AMD explains their PSB technology in a security white paper from 2021, "AMD RYZEN™ PRO 5000 SERIES MOBILE PROCESSORS, MAKING DEFENSES COUNT: DESIGNING FOR SUBSTANTIAL DEPTH," written by Akash Malhotra, Head of Product Security and Strategy Group for AMD.

AMD Platform Secure Boot (PSB) provides a hardware root of trust (RoT) to authenticate the initial firmware including BIOS during boot process of the device. When a system powers on, ASP executes the ASP boot ROM code, which then authenticates various ASP boot loader code before initializing silicon and system memory.

Once system memory is initialized, ASP boot loader code verifies the OEM BIOS code, authenticating other firmware components before the OS is booted.

PSB enforces platform integrity by providing stronger protection from rogue or malicious firmware, automatically denying them access upon detection. AMD PSB helps provide seamless and secure transition from low-level firmware to OS.

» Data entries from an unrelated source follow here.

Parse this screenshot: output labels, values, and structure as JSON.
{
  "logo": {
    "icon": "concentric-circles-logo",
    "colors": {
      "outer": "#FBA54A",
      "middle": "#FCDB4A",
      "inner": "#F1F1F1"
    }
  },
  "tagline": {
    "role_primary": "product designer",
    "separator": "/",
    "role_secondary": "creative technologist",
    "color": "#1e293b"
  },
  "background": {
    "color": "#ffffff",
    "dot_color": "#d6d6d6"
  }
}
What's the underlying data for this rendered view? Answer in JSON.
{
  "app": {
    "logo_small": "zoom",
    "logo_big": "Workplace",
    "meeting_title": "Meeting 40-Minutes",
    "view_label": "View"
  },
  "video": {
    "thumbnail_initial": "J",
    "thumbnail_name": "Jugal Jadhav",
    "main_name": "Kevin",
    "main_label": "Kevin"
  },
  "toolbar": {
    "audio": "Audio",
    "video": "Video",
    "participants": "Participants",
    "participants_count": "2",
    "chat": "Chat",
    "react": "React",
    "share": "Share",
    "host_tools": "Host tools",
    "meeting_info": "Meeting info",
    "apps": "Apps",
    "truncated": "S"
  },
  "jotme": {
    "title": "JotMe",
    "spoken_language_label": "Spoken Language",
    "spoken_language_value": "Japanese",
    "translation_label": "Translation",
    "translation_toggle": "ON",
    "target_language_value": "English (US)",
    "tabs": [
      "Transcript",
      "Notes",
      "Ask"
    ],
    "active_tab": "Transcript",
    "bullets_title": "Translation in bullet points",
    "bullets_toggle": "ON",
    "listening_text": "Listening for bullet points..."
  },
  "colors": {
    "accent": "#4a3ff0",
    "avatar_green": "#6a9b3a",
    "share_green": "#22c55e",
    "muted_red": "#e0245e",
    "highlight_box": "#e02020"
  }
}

Vendor-locking can be troublesome for users since the origin company unmarked the processor and does not state that it can only work on the corresponding platform. The process instills upon the processor singular usage on the particular brand's platform and not a competing company. It also halts any user from swapping the processor with a different processor that is lower in cost but offers more efficiency. Suppose someone buys a second-hand, vendor-locked AMD processor, such as the one in the Lenovo M75q Tiny Gen2 in Patrick Kennedy's video. In that case, the user who attempts to place the processor into a non-Lenovo system would find the component unusable.

Serve The Home ran a story last April 2021 about Lenovo using the AMD PSB technology to vendor-lock AMD Ryzen Threadripper PRO processors for utilization outside of the server marketplace. It currently shows that vendor-locking is present in AMD EPYC-based processors and the AMD Ryzen PRO series on Lenovo platforms.

The vendor-locking on Lenovo devices came into light from a viewer of Serve The Home on Twitter.

The viewer adds that vendor-locking can be changed to not using AMD PSB within the Lenovo devices in response to the above tweet.

Kennedy notes quite a bit about the vendor locking and brings several points and issues to light. First, users should know that vendor locking is not a standard feature found on systems. Most vendors do not lock their processors to specific scenarios. Lenovo has chosen to implement this feature across their line in both server and premium Threadripper Pro workstations, such as the Lenovo ThinkStation P620.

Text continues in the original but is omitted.